Slowing Down the Days

WesternTanager3910Western Tanager                                 click to enlarge

Not quite yet. It’s not quite Spring enough and certainly too soon for Summer but it’s starting. The birds are coming back. We tell time here by when certain birds return, it’s one of  the ways we make the year last longer. If you’re waiting for something to arrive it makes time slow down but the trick is you have something else lined up to wait for when you finally get what you’ve been waiting for in the first place. If you don’t then time grabs the bit between its teeth and races hell-for-leather forward and before you know it its way too late. You’ve lost a whole month or even a year or if you’re not really careful a whole damn life. We don’t want to lose a second, let alone a whole life, so our waiting calendar is pretty full.

Back in February the bluebirds arrived, then Robins, some people say the Robins don’t leave but I can tell you they avoid the high country until it warms up some. The Camp Robbers or Clark’s Nutcracker have been here all winter. They moved on down to get out of the miserable weather above the tree-line in December. We’re waiting for them to go back home. Magpies are another year-round bird here. We’re just waiting for them to do something different. Stellar Jays head downhill when the weather gets bad but they’ve started returning now, so all’s well with them.

Golden eagles are hanging out more on the cliff face behind the house and the Great horned owls have started nesting. There are a pair of Redtail hawks checking out the nest on the road to the cement plant so maybe we get to wait to see what happens there. And one of the big arrivals that screams out Spring, is the return of the Willox St. ospreys and they’re back. I saw the female sitting on the nest yesterday and the male perched nearby guarding her. Now we can wait for this year’s chicks to arrive. That cements Spring firmly in place. The world is becoming right again.
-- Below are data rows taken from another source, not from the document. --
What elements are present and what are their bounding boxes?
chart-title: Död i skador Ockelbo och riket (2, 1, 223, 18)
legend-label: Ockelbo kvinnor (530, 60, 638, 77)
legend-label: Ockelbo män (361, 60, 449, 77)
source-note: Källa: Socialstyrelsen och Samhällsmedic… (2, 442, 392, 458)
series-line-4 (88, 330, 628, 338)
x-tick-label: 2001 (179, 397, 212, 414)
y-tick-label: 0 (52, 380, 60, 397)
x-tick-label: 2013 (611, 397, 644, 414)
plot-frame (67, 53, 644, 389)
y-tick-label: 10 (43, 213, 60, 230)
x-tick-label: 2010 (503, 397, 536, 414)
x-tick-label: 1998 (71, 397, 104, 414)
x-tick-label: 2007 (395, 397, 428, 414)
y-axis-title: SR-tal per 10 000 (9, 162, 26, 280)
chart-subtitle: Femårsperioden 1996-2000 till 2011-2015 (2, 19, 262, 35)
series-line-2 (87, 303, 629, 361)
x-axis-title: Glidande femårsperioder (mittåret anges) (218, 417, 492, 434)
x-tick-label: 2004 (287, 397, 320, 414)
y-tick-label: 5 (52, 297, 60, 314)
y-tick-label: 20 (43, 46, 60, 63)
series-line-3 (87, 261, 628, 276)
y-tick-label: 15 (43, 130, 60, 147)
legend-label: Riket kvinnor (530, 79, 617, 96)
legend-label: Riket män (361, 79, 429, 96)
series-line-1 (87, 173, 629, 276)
The glitterati of the bird world hasn’t shown up yet but that’s what happens when you wait. You gotta wait. We’re talking hummingbirds in all their various flavors and one of my personal superstars the Western Tanager pictured above. I’ve got time slowed down to just over twice its normal speed which is pretty good actually. There’s a line in an old song about going so fast that telephone poles going by looked like a picket fence. It used to be that days were the telephone poles, now it’s years that are the telephone poles. I’m actively considering adding waiting for the coming of free-range penguins to my wait list. That ought to slow things down pretty good.